Link to Final Writeup

This is the link to the final write up. The content below comes from our first deliverable. Please refer to the final write up to get most updated details about this project.

Introduction

We are trying to create a model which can provide an accurate natural language answer given an image and a natural language question about the image. The reason we want to do this is that such a model can help people (e.g. the visually impaired) acquire visual information without relying on others.

Related Work

Paper implemented

Aishwarya Agrawal, Jiasen Lu, Stanislaw Antol, Margaret Mitchell, C. Lawrence Zitnick, Dhruv Batra, Devi Parikh. “VQA: Visual Question Answering”. arXiv:1505.00468.

The paper tries to implement a free-form and open-ended Visual Question Answering (VQA) system, which takes as input an image and a free-form, open-ended, natural language question about the image and produces a natural language answer as the output. We chose this paper because it is composed by the pioneers in VQA and explains thoroughly the basic structure of the system. It lays a good foundation for us to build on.

Other

Aishwarya Agrawal (2019). Visual question answering and beyond.

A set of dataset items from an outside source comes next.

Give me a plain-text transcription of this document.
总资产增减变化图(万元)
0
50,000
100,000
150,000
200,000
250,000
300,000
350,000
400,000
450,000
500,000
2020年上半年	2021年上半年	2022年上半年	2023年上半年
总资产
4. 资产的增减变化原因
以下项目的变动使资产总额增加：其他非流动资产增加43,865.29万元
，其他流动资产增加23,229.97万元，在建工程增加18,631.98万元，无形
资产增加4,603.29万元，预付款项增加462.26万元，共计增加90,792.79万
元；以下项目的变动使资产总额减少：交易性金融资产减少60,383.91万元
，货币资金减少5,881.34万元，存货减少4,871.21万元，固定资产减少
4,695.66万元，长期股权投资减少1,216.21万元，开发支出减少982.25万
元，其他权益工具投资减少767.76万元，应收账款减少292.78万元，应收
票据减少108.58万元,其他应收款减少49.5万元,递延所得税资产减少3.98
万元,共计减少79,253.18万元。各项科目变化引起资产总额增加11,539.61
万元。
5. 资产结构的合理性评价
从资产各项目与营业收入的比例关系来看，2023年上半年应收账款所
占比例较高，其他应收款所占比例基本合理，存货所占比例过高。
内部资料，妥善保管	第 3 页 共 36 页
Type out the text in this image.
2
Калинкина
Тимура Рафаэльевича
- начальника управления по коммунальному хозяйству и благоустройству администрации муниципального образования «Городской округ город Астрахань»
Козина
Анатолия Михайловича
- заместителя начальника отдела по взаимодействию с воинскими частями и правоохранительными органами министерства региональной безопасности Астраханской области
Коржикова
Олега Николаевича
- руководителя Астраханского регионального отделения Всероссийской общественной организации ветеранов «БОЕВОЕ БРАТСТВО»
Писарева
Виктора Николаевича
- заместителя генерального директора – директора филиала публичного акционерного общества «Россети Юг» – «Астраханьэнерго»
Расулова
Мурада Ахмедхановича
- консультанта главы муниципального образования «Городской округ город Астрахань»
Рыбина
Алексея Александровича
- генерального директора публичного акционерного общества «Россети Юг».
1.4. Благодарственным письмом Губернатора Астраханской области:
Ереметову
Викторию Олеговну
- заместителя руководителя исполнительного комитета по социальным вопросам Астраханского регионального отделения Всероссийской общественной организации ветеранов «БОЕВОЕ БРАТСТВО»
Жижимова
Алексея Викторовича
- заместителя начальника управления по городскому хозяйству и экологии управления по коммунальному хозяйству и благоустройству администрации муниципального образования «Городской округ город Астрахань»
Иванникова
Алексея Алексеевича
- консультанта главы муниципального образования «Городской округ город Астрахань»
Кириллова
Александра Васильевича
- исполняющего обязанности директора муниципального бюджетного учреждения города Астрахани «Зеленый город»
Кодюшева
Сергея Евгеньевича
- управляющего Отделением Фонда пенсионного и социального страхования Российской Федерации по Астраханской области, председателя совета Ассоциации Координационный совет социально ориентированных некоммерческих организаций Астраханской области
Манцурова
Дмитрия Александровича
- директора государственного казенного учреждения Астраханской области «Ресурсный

Georgia Institute of Technology.

Ethics

Application

Providing aid to visually-impaired people, teaching children through interactive demos, making visual social media content more accessible, etc.

Dataset

The main dataset we used is MSCOCO. Images are collected from Flickr, annotations are collected from crowd workers with funding provided by Microsoft. The objective is to collect images of various scene types, and MS made sure that each category has a significant number of instances. However, there are categories with significantly more images (windows, doors) than the other, which might lead to potential bias towards the minority.

Model

VQA models are driven by language priors in the training data and therefore inherit biases from the questions and answers in the training set.

Division of Labor

The entire project consists of 4 parts: data preprocessing, image feature extraction (CNN), language feature encoding (LSTM), and merging (feed-forward network). While data preprocessing and merging are related to the model as a whole, CNN and LSTM are two separate blocks and can assign two group members to work on each: Yue Yang and Jayden Yi work on the CNN block, and Linghai Liu and Jacob Yu work on the LSTM block. On the other hand, we expect all members to collaborate on data preprocessing and the last merge process. Later labor adjustment and slight re-assignment are possible and will be disclosed here.